Fortunately, what was truly horrible martial planning turned out to be only mildly substandard civic planning. Dome 6, the main residential construct on the Moon, was fast becoming an overpopulated slum, and the engine substructures were easily converted into modest, if rural (as the Moonlings understood the term), housing. The residents of Turbine Cities East and West were formally considered squatters, as Operation Rotary was supposedly ongoing. Officially the People’s Democratic Lunar Republic was still at work on Operation Rotary, still at war with Earth, still under martial law, and still recounting the ballots of its first free election.
When Sebastian arrived home and stepped through the inner door of their improvised airlock, he took off his helmet and flipped the light switch. The hovel remained dark. Sebastian frowned in confusion. A low arrhythmic thumping sounded from the next room over.
“Home already?”
Sebastian squinted and saw his brother, Malachi, sitting on the couch, casually holding a section of lead pipe. After a brief assessment, Sebastian judged there was no immediate danger the weapon would be used on him, and, as his eyes adjusted, he began to take in the room in more detail. The place had been trashed.
Sebastian and Malachi were identical twins, moon miners from a family of moon miners. They had moved to TCW after their house in Dome 6 was commandeered by PDLR National Guard, and now lived in a broken-down compressor. The compressor itself afforded decent living space, divided into four different rooms by broad ply-board planks cutting—more or less—evenly across the steel-alloy cavity. The place was completely underground, accessible through a single porthole, facing the sky, the brothers’ lone modification to the superstructure. The setup saved on insulation from solar radiation and made burglary less likely; or at least it was believed to do these things.
“What happened?” Sebastian asked, as he started picking up the living room.
“One of your friend Frank’s buddies came over demanding money. I tried to explain to him that I wasn’t you, but apparently they get that a lot.”

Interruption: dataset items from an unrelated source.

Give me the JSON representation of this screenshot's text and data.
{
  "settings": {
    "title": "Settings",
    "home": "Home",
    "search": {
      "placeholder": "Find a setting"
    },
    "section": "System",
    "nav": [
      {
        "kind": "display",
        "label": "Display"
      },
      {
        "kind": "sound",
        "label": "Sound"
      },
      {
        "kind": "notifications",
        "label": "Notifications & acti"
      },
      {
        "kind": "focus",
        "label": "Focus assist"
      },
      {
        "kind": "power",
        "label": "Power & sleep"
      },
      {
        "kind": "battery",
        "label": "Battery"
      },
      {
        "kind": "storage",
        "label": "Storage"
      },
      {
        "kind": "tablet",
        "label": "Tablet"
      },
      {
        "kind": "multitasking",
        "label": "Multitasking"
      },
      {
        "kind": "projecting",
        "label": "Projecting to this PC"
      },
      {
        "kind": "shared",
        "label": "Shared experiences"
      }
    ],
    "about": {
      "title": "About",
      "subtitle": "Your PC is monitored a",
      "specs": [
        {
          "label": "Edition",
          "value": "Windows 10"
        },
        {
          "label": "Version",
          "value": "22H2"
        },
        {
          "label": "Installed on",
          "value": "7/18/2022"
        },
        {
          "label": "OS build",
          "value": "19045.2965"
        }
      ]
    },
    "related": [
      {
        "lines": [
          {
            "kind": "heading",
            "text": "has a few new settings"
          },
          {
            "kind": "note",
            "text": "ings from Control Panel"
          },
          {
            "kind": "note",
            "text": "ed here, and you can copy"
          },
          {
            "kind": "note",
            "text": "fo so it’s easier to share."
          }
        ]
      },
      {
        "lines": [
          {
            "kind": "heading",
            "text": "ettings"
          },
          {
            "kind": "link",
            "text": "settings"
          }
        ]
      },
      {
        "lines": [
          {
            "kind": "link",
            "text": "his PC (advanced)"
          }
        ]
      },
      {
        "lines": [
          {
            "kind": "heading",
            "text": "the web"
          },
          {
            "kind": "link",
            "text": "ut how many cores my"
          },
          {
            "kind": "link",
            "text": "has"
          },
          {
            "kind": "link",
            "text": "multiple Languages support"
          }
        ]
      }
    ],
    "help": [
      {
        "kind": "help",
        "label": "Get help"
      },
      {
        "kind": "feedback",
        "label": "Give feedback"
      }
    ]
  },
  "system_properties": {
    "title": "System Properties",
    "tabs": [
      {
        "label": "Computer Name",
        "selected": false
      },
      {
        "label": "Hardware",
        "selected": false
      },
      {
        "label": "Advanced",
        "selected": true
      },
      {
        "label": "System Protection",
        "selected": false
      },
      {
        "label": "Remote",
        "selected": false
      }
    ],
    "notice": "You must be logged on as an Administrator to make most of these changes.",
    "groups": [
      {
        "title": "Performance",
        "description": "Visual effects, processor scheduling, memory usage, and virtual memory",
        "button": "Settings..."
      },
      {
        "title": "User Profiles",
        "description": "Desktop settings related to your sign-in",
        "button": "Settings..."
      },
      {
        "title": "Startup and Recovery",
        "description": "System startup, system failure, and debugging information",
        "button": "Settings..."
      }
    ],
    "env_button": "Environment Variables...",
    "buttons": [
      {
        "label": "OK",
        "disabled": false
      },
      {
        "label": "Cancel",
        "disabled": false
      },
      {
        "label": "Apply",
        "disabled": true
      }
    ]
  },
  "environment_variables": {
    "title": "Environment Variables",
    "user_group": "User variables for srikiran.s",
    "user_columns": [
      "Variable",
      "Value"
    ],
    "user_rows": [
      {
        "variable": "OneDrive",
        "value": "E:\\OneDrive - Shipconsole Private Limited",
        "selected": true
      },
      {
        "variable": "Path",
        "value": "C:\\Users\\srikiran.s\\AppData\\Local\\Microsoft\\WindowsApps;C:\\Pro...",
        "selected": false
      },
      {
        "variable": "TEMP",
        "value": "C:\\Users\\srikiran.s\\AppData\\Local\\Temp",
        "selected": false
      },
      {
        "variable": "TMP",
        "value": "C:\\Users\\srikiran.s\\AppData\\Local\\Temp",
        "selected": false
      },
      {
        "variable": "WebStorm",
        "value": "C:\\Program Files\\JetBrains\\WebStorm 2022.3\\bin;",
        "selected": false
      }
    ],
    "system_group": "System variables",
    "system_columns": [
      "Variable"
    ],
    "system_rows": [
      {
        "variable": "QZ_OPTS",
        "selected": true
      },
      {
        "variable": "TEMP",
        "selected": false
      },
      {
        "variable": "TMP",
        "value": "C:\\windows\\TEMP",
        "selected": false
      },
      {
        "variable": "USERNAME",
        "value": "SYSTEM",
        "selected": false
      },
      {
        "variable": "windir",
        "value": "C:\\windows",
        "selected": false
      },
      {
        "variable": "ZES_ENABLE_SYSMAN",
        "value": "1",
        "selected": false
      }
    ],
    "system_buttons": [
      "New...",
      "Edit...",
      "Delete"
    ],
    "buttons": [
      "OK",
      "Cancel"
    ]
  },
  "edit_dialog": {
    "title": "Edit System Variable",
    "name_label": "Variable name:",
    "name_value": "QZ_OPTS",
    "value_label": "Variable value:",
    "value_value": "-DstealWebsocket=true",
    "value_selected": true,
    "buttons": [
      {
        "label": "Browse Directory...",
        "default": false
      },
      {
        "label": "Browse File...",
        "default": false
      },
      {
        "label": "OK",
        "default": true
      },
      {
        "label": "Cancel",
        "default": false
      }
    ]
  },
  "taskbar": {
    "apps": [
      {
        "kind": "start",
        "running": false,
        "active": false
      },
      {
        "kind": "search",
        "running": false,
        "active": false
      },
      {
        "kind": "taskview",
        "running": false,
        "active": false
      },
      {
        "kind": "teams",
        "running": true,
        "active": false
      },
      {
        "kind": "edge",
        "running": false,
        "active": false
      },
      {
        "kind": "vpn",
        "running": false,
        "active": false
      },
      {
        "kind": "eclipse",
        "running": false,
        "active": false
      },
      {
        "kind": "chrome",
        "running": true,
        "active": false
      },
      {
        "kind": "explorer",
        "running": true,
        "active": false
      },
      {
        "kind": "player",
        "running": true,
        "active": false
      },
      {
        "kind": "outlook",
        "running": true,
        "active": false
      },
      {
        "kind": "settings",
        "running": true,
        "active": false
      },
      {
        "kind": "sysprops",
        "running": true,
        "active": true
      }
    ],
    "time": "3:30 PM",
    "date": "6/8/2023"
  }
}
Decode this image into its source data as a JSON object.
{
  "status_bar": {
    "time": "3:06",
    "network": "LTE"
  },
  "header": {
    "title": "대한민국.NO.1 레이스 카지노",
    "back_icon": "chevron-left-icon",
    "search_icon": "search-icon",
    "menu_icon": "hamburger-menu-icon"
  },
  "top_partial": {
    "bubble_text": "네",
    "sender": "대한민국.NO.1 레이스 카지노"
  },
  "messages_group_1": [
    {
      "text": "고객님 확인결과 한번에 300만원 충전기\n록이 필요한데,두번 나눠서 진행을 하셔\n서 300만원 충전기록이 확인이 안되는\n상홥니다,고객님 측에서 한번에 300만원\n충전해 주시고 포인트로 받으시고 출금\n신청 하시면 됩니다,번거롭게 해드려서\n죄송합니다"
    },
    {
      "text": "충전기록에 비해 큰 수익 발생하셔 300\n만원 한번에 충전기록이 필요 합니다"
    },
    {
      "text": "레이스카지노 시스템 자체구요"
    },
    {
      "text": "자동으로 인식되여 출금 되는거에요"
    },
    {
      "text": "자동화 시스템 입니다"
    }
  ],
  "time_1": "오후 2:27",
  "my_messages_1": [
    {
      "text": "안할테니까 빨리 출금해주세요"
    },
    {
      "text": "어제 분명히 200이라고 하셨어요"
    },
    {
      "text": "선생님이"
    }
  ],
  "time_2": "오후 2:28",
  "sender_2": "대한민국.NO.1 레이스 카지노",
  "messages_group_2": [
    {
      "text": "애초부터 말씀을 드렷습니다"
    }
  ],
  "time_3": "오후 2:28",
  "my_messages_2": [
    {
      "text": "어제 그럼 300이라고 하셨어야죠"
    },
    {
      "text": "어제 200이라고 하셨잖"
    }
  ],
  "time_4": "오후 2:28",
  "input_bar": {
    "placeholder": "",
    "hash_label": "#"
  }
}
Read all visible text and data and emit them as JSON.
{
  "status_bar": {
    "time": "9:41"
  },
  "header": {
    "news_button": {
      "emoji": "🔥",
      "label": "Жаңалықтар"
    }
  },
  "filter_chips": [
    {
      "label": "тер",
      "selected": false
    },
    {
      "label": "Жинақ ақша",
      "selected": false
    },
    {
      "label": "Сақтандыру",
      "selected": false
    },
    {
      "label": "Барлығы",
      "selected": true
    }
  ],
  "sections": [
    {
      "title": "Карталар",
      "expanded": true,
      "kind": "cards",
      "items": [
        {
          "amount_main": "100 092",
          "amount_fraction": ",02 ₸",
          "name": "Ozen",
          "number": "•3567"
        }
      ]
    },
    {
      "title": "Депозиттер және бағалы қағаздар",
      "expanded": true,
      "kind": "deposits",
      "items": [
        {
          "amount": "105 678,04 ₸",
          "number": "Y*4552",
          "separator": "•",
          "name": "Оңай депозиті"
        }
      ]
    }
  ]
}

“Really? Well, it can be confusing for people, I imagine.”
“He did a good job turning the place upside down.”
“I’m surprised he didn’t take anything.”
“He tried. I stunned him with this,” Malachi held up the pipe.
“Where is he now?”
“In your foot locker.”
“Ah. So that’s what that noise is.”
“He’s your problem now. I’m going into town.”
“Why?”
“To get drunk. And a new light bulb. I expect you to have this place cleaned up by the time I get back.”
“Maybe.”
Malachi gave him what—in the gloom—appeared to be a hard look, got up off the couch, and went over to grab his EVA suit off the hook. He pulled it on and sealed up his helmet. Sebastian rearranged the junk on the floor into neater piles. The knocking from Sebastian’s room became briefly louder, and then stopped at once. Malachi cocked his head to one side, as though unsure over his choice of the old footlocker, but soon shook it off. He tossed the lead pipe down on the couch for Sebastian’s use, stepped into the airlock, and out in the cold vacuum of space.